The trend holds implications for all capital markets sectors.
“First, it should minimize the costs associated with connecting firms that do business together because that cross-connectivity can now be internalized within a single data center,” said Justin Llewellyn-Jones, chief operating officer at Fidessa, a trading technology firm. “Second, it allows firms to leverage expertise around infrastructure that they may have in house already. Third, it encourages firms to work with their peers, allowing them to capitalize on best practices and find partners and customers.”
However, it also means that operational risk is now more concentrated.
“Before, data centers tended to be single-firm oriented and geographically dispersed,” said
Llewellyn-Jones. “Now, these financial ecosystems are concentrated, which can result in greater risk during incidents such as Hurricane Sandy.”
The Right Stuff
Ecosystems provide new opportunities for vendors to deliver value-added services to their clients, and for consuming firms to rationalize what services they should provide themselves, what services they should procure and what services they should partner for based on the trade-offs between competitive advantage and the cost of doing business.
“The desire to achieve ultra-low latency affects data center placement, server placement in exchanges and the underlying technologies that are used,” said Philip Enness, director of markets infrastructure at IBM, a technology firm. “Also, cross asset systems are on the rise as firms look to leverage the entire ecosystem, as opposed to individual venues.”
This applies to situations such as unwinding a trading desk, as many of the larger firms shed their prop desks or sell off business units.
“When hosting in a market ecosystem, or any retail data center for that matter, separating out a business unit may be as easy as transferring the paperwork to a new business entity,” said Paul Rowady, senior analyst at Tabb Group, a capital markets consultancy. “If that same infrastructure was hosted inside a proprietary data center, the migration effort could easily take months to complete and cost quite a bit of money.”
With firms and venues deploying infrastructure at one, or more, of these sites, natural leverage has resulted.
“The move from private and disparate facilities to more centralized regional facilities by market venue has produced various ecosystems with many benefits,” said Scott Caudell, vice president of IT infrastructure at Interactive Data, a financial data provider.
In order to understand whether a particular strategy will generate the required return, a firm must have access to a breadth of data to fully assess that asset class or new venue.
“As bandwidth increases, so does the drive to get consumption of that data closer to the source,” Caudell said. “That dynamic alone dictates that many groups wanting that data end up in proximity to each other, thus building the ecosystems and mini-ecosystems we see present today.”
Consumption of Data
Interactive Data’s Feed Handler creates an output format that emulates the data format used by Thomson Reuters’ Reuters Market Data System, or RMDS, which allows companies to consume market data and distribute it to applications that would otherwise only consume RMDS data.
The Feed Handler is optimized both in terms of performance and business logic.
A single instance of the Feed Handler run on commodity hardware can, for example, process a 400,000-instrument watch list universe and up to 900,000 updates per second with virtually no added latency.
“So the initial investment has been extended and we now see data centers that were initially designed to house infrastructure for equities trading now also being used for other asset classes,” Caudell said. “This has created new and natural convergences between access, assets and the various market participants.”
Ecosystems have the potential to take cost out of the market, optimize trading and consolidate many infrastructures into one.

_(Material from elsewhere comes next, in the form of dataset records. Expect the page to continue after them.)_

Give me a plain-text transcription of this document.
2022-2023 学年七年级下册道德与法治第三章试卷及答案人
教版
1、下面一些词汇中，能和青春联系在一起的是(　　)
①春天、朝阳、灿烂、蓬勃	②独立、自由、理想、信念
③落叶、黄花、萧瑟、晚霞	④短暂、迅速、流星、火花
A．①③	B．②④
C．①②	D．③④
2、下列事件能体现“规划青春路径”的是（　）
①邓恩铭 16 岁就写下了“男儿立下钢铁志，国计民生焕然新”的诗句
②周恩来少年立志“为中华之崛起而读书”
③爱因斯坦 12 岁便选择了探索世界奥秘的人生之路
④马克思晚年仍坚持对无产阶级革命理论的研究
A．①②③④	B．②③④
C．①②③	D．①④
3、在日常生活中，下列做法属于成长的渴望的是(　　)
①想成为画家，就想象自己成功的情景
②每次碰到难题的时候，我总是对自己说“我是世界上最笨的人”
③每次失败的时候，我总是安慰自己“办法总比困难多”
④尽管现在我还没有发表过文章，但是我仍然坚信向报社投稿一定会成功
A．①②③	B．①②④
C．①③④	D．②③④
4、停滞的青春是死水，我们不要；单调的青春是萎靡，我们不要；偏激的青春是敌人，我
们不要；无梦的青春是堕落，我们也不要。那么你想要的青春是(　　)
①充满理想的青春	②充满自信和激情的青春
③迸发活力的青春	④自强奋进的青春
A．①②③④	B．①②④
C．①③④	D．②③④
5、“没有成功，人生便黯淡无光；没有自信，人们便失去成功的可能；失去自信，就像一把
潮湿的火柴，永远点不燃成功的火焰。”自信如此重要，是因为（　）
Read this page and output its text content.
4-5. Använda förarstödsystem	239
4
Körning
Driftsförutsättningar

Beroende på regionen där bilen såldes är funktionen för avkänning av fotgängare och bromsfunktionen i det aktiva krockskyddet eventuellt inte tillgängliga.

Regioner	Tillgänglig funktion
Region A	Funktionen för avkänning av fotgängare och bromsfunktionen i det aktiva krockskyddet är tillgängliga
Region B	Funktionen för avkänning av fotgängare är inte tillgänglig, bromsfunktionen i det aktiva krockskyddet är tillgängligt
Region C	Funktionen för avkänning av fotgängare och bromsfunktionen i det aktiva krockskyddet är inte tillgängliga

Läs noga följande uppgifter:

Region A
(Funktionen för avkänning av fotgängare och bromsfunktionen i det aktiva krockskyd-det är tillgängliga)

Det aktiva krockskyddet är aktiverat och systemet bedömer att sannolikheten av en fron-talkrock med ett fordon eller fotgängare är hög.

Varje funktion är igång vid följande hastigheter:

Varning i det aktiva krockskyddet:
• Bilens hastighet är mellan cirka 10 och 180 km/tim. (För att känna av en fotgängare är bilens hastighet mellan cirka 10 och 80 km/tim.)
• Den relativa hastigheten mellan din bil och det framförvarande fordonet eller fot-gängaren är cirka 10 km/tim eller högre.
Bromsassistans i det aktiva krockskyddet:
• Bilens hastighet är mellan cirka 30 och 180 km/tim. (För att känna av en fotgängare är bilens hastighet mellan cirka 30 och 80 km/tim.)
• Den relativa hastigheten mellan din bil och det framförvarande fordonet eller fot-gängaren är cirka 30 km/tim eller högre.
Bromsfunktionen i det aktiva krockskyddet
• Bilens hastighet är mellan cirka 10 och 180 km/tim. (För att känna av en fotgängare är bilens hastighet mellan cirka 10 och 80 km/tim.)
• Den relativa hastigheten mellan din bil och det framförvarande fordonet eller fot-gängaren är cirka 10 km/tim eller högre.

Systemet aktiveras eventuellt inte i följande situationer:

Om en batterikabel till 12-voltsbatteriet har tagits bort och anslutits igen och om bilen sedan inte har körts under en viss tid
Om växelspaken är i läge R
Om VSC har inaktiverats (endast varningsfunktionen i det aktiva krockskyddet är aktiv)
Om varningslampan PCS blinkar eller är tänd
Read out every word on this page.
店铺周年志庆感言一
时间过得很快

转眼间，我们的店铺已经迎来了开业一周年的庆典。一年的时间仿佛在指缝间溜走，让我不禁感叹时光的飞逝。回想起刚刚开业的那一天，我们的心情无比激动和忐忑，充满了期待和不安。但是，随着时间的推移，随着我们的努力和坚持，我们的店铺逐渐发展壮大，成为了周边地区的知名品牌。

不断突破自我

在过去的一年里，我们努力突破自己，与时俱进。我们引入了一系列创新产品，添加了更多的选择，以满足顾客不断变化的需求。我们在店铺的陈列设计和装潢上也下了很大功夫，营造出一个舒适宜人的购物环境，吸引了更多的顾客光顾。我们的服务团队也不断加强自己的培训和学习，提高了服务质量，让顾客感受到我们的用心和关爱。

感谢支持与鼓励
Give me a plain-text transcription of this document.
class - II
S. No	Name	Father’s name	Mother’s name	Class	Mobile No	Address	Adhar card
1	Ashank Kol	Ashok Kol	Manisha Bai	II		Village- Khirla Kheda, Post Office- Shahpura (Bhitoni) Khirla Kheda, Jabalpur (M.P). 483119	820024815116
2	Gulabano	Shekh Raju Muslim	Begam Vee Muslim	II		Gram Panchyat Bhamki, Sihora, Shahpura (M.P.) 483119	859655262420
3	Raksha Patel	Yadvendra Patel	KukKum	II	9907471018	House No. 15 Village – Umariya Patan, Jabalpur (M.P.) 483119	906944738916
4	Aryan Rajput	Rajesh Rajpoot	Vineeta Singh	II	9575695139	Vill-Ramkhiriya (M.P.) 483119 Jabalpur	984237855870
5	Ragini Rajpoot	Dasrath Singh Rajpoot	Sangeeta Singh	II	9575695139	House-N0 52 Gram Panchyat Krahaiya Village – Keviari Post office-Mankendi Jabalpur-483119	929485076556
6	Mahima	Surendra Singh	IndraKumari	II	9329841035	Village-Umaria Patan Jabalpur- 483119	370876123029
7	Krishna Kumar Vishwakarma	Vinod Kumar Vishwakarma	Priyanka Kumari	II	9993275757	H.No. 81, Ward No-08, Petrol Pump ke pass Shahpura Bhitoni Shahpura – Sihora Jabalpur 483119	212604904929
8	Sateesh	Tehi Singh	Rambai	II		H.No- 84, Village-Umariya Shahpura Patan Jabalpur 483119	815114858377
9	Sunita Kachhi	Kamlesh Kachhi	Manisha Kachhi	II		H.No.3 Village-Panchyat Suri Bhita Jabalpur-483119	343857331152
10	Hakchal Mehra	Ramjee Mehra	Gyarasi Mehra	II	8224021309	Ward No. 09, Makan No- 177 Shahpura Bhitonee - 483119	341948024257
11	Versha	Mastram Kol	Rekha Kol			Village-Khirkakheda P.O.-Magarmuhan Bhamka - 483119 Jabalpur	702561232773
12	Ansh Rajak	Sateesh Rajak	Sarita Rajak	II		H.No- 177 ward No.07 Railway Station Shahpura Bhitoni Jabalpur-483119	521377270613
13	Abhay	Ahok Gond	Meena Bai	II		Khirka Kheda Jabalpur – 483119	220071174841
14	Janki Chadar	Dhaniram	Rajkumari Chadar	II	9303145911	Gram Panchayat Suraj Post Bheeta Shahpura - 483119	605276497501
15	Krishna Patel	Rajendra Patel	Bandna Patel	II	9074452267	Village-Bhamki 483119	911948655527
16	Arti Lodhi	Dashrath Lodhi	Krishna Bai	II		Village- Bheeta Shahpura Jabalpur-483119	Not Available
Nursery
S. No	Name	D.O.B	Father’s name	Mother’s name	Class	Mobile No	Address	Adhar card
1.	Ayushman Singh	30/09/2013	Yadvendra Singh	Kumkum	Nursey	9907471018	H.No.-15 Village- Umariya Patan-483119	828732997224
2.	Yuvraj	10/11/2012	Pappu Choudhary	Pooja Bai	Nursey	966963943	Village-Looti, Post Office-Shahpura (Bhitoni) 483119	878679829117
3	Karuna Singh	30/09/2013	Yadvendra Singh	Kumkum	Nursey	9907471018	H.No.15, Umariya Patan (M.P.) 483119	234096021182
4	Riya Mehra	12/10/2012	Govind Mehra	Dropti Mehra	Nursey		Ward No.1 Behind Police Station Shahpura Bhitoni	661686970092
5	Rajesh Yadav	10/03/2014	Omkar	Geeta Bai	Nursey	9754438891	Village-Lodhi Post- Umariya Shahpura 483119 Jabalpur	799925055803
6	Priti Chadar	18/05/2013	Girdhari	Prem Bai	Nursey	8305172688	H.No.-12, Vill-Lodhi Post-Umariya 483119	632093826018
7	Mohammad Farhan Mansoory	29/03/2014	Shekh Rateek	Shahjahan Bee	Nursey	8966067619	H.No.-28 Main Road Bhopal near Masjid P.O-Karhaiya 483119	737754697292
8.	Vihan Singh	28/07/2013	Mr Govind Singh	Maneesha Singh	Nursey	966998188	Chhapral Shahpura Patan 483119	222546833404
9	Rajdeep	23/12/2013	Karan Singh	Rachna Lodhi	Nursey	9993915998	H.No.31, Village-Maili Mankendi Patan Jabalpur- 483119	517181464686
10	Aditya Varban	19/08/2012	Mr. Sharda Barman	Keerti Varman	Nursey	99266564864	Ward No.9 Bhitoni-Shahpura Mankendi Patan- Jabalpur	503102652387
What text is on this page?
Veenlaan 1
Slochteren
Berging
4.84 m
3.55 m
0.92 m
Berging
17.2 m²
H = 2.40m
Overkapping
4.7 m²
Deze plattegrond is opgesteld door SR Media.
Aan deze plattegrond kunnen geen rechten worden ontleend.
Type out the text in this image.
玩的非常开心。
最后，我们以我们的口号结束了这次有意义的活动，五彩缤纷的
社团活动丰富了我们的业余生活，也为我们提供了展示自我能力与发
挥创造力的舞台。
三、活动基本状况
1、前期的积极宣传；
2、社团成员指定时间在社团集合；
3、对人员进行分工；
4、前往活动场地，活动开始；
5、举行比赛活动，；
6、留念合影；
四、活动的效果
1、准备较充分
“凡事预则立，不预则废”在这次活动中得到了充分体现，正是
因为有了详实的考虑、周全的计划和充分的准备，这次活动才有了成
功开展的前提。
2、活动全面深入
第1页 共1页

However, a truly consolidated financial ecosystem would need to be created with neutrality at its heart.
“It would need to operate to support the market, rather than create monopoly for an individual player,” said Mark Akass, chief technology officer at BT Global Banking & Financial Services, a communications provider.
There are clear market benefits from having a single infrastructure. For example, it could reduce barriers to entry for new participants.
“As it stands, there’s a high cost of entry for playing in the low latency game,” said Akass. “The challenge would be to create a facility that allows all participants to play and operate fairly in all markets.”
Some discount the need to house multiple trading architectures within a single data enter.
“I don’t think this is a [requirement], unless you are seeking a low-latency transaction time, which is absolutely required in high-frequency trading and a very limited amount of commercial operations,” said Bill Mazzetti, senior vice-president and chief engineer at Rosendin Electric, which specializes in designing and building data centers for clients like Facebook and several large major money center banks and hedge funds. “While there may be some convenience to building a physical financial ecosystem, the ability of networks to solve this issue trumps the physical location.”
Moving significant network operations is very costly, difficult “and can be outright dangerous to your enterprise”, Mazzetti said. “What this means is that the mature network connectivity, especially on long-haul fiber, is not going anywhere soon or easily,” he said. “Any exchange like those suggested would seek to be near those kinds of facilities.”